A nostalgic trip to Bordeaux

by

One of the great pleasures and rewards for those in the wine trade is the occasional jaunt to not only visit the regions of wine production, but also to meet the dedicated band of winemakers who are responsible for the making and experimenting with, new innovative concepts in wine production.  On such a recent visit to Bordeaux it was a reminder not only to the finer things in life but also reinforced a few concerns about the perception of Bordeaux wines, reference quality versus value.

There is no doubt that Bordeaux, the very heart of iconic wines, continues to have immense clout.  The market is strong and continues to gain in strength, on the emerging Asian markets demand to be in the wine loop as regards aspiring to drink the top quality wine, but also to exploit wine for investment purposes.  That said, prices do need to be questioned.  At the end of the day, Bordeaux vineyards are large and they continue to govern high prices.  In short, business is good in Bordeaux.

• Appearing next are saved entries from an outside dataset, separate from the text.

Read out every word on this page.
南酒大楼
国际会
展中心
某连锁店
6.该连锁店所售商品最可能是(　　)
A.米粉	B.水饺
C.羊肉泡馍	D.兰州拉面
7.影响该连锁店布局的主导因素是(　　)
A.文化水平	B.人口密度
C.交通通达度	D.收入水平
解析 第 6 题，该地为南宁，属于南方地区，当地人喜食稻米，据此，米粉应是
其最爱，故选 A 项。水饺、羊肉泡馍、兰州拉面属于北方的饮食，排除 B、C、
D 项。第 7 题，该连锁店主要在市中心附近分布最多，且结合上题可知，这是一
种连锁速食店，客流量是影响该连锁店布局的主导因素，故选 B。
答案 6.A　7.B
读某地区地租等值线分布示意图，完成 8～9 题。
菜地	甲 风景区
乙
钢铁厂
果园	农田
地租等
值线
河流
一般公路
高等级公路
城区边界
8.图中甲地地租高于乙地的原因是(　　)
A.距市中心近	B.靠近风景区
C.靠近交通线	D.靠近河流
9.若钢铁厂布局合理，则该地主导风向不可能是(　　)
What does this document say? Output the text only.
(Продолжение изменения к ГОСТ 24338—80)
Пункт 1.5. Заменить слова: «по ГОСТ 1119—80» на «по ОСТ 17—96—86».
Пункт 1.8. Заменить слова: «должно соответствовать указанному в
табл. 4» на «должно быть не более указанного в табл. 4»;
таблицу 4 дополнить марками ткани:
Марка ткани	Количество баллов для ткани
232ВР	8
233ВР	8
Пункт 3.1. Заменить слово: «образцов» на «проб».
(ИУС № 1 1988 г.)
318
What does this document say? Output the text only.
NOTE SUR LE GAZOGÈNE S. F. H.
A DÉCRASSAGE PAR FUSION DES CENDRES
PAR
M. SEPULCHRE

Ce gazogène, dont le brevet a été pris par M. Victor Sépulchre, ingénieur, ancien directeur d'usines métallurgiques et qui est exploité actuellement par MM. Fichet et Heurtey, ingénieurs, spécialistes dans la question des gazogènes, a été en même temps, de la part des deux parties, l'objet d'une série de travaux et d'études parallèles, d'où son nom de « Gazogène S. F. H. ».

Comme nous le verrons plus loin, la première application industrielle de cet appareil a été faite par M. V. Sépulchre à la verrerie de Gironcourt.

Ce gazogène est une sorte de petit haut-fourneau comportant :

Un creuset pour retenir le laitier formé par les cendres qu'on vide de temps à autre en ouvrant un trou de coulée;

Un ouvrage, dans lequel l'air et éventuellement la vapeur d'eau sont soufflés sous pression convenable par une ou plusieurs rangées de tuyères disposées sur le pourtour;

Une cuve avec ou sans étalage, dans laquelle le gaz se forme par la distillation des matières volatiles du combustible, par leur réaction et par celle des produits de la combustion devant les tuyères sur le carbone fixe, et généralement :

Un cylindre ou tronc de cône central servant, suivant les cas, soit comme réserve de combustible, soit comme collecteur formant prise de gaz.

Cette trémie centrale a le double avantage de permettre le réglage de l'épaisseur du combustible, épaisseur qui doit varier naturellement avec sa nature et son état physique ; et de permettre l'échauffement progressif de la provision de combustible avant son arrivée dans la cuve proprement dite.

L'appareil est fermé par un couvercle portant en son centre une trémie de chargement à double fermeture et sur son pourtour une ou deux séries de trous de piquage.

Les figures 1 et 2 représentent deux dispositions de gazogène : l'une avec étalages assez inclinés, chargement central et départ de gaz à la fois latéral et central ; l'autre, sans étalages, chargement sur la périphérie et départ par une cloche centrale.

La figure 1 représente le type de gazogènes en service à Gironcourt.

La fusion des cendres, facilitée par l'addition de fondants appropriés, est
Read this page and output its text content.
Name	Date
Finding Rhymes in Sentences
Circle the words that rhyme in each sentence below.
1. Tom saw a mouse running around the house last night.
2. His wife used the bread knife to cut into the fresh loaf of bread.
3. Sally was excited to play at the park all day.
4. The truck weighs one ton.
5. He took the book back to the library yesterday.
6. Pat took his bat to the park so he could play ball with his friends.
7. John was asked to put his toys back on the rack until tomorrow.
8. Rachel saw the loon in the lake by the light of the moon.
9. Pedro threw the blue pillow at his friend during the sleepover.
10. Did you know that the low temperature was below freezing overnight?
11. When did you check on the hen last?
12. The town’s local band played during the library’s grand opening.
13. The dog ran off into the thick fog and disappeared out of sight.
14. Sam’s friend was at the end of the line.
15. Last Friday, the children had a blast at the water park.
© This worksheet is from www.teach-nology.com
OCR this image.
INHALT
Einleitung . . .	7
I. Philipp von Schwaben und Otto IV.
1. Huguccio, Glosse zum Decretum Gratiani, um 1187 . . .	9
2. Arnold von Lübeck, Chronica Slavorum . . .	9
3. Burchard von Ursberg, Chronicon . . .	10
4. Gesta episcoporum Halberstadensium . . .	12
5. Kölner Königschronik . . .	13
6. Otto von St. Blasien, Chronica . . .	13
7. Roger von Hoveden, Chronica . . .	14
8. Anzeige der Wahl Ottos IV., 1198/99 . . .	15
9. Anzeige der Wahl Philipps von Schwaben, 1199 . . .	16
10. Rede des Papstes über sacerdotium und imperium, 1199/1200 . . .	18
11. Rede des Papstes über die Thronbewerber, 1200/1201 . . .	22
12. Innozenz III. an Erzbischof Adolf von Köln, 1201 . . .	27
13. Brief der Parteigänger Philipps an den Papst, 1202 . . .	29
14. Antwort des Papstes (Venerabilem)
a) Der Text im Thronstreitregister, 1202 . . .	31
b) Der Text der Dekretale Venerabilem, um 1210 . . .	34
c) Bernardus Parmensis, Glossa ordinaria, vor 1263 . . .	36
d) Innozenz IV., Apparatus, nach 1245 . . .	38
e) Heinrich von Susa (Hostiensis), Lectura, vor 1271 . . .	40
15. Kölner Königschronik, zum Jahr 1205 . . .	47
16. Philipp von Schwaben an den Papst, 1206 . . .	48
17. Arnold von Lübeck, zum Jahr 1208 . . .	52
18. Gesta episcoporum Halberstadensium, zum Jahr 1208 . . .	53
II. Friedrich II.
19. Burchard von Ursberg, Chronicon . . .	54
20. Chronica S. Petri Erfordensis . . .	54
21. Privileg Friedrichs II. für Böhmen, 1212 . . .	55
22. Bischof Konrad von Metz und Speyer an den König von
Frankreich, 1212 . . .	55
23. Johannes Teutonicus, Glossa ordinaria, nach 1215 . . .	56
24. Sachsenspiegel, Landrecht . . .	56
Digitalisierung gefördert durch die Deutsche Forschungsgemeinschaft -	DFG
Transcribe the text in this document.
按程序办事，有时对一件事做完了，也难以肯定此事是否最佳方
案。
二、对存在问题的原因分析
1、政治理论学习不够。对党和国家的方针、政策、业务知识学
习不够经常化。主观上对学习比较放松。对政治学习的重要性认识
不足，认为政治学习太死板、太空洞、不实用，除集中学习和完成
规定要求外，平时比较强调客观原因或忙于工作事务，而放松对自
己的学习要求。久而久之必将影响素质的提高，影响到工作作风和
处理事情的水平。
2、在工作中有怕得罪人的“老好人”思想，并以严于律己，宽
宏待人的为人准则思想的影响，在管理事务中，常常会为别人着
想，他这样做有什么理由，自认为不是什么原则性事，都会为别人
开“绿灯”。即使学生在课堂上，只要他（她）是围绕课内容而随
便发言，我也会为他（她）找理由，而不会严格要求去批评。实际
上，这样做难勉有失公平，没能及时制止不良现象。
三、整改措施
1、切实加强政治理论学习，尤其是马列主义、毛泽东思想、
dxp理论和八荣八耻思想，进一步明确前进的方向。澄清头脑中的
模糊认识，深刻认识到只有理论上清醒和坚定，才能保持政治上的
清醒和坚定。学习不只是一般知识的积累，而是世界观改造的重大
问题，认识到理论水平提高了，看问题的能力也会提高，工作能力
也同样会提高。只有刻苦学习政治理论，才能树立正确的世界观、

One never ceases to be overwhelmed as you drive out of the historic city of Bordeaux on what can only be described a nostalgic trip down the very smartest restaurant wine list.  Whilst the proven recipe for success for Bordeaux wines has, for many years, been tried and tested.  One is also mindful that each Chateau has their own interpretation of how they can strive to produce the very best wines ... yet never losing sight of that Chateau’s history, aspirations and reputation.

It is worth remembering that Bordeaux wines are on the whole ‘blended’, that being wines made up of a combination of up to 5 grape varieties ~ Cabernet Sauvignon, Merlot, Cabernet Franc, Malbec and Petit Verdot.  In fact, only a tiny percentage of Bordeaux reds (Clarets) are made of a single grape variety.  The skill of constructing a blend in itself does create large complications and uncertainties.  Not all grape varieties either flower or ripen at the same pace.  A couple of weeks delay waiting for one element of your cuvee to ripen can be devastated by an unwelcome rain storm.  Equally, rain and hail as the flowering sets can literally decimate the grapes before they even form.  In short, the skill of the winemaker is secondary to the unpredictable influences of the weather.  It is the major factor that every vintage is totally unique, hence prices, flavours, ageing potential, can all vary.

After what can only be described as an extensive, often exhausting, and yet nevertheless thorough, research trip, my handy hint is that 2010 is a great vintage offering heaps of lush expressive fruit, great structure and poise.  Yes, they will continue to develop further but in this, their very early stage of development, vibrance and youthful charm can often more than compensate for the older more developed softer nuances.  2010 is, also in no doubt, a very sound vintage for the top flight ‘Grand Cru’ Clarets.  Wines that show great ageing potential, but just remember ... time costs money.